Al Jadid regularly publishes scores of reviews of the latest books on the Arab world and Arab America, across all scholastic disciplines. Al Jadid’s book news and reviews extend also to books published in Arabic, as well as offering the latest overview in English of Arabic books, a section that made the magazine a valuable source to librarians and scholars.
The editor of Al Jadid, Elie Chalala, is an adjunct professor of political science at Santa Monica College, where he teaches politics and history of the Middle East. He has published articles on Middle East issues in books, professional journals, and in US and international publications. Covering the rich field of Arab arts and culture, Chalala says, has been challenging on two fronts: “In the US we’ve had the demonizing and marginalizing of Arabs; in the Arab world, we have censorship issues, wars, civil strife, the vestiges of the colonial mentality, and the endless peace process. All of these factors impact and shape culture, and often find their most poignant, elegant expression in the arts.”
“Arab media have often been dismissed for not delivering credibility,” he says. “If we are to be taken seriously, we must remedy this.” Despite the obstacles, he is optimistic: “Our challenge is to increase the awareness that Arab arts and culture continue to flourish, despite the many obstacles in the United States, the Arab world and elsewhere. In the Arab world, literature is flourishing, despite the various restrictions on freedom of expression, from both governments and reactionary elements in Arab societies.
Al Jadid is committed to bringing state-of-the-art coverage of all these dimensions of the Arab cultural scene, and has distinguished itself with lively debates between secular and religious, traditional and modernist voices.” First published in November 1995 as a monthly, Al Jadid switched to a quarterly format in 1997.
To give you an idea of the variety of subjects dealt with in Al Jadid, here are the titles of a few articles published in the current, Winter 2002, issue of the magazine: “Architectural reflections on the United Arab Emirates”, by Samir Mattar; “Torture, imprisonment and political assassination”, by Sabry Hafez; Fouad al-Khoury on “Photography in the Arab world”, interviewed by Brigitte Caland; Reichmuth on “Sufism: inexplicable states and political links”, interviewed by Sabah Zwein and a film review on “War photographer,” by Judith Gabriel.

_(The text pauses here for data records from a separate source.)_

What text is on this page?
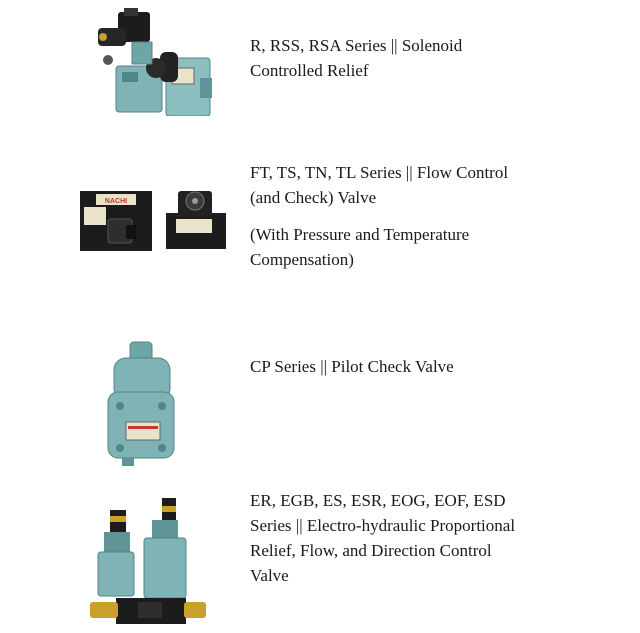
R, RSS, RSA Series || Solenoid

Controlled Relief

NACHI

FT, TS, TN, TL Series || Flow Control

(and Check) Valve

(With Pressure and Temperature

Compensation)

CP Series || Pilot Check Valve

ER, EGB, ES, ESR, EOG, EOF, ESD

Series || Electro-hydraulic Proportional

Relief, Flow, and Direction Control

Valve
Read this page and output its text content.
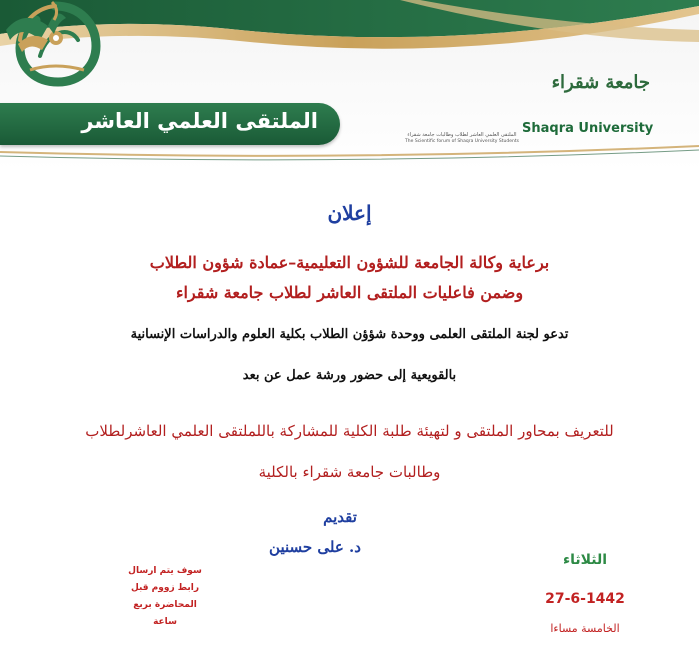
الملتقى العلمي العاشر
الملتقى العلمي العاشر لطلاب وطالبات جامعة شقراء
The Scientific forum of Shaqra University Students
جامعة شقراء
Shaqra University
إعلان
برعاية وكالة الجامعة للشؤون التعليمية–عمادة شؤون الطلاب
وضمن فاعليات الملتقى العاشر لطلاب جامعة شقراء
تدعو لجنة الملتقى العلمى ووحدة شؤؤن الطلاب بكلية العلوم والدراسات الإنسانية
بالقويعية إلى حضور ورشة عمل عن بعد
للتعريف بمحاور الملتقى و لتهيئة طلبة الكلية للمشاركة باللملتقى العلمي العاشرلطلاب
وطالبات جامعة شقراء بالكلية
تقديم
د. على حسنين
الثلاثاء
27-6-1442
الخامسة مساءا
سوف يتم ارسال
رابط زووم قبل
المحاضرة بربع
ساعة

Apart from these. the current issue contains reviews of as many as thirteen books and a special issue of the WLT Journal on Contemporary Arab Literature. The books reviewed include Dictionary of painting in Lebanon, by Michel Fani; Lebanon, 1880-1914: the photographic studio of Ghazir by Michel Fani; The living Cairo, stones of Cairo by Jaroslav Dobrowolski; Iraq since 1958: from revolution to dictatorship by Marion Farouk-Sluglett and Peter Sluglett; Repression and power: satirical novel recounting 1970s’ Egypt by Sun’allah Ibrahim; Afghanistan: assassinated memory, edited by Olivier Weber; Beyond colonialism and nationalism in the Maghreb edited by Ali Abdullatif Ahmida, and Coming of age in Syria: turbulence of cultural change by Ammar Abdulhamid.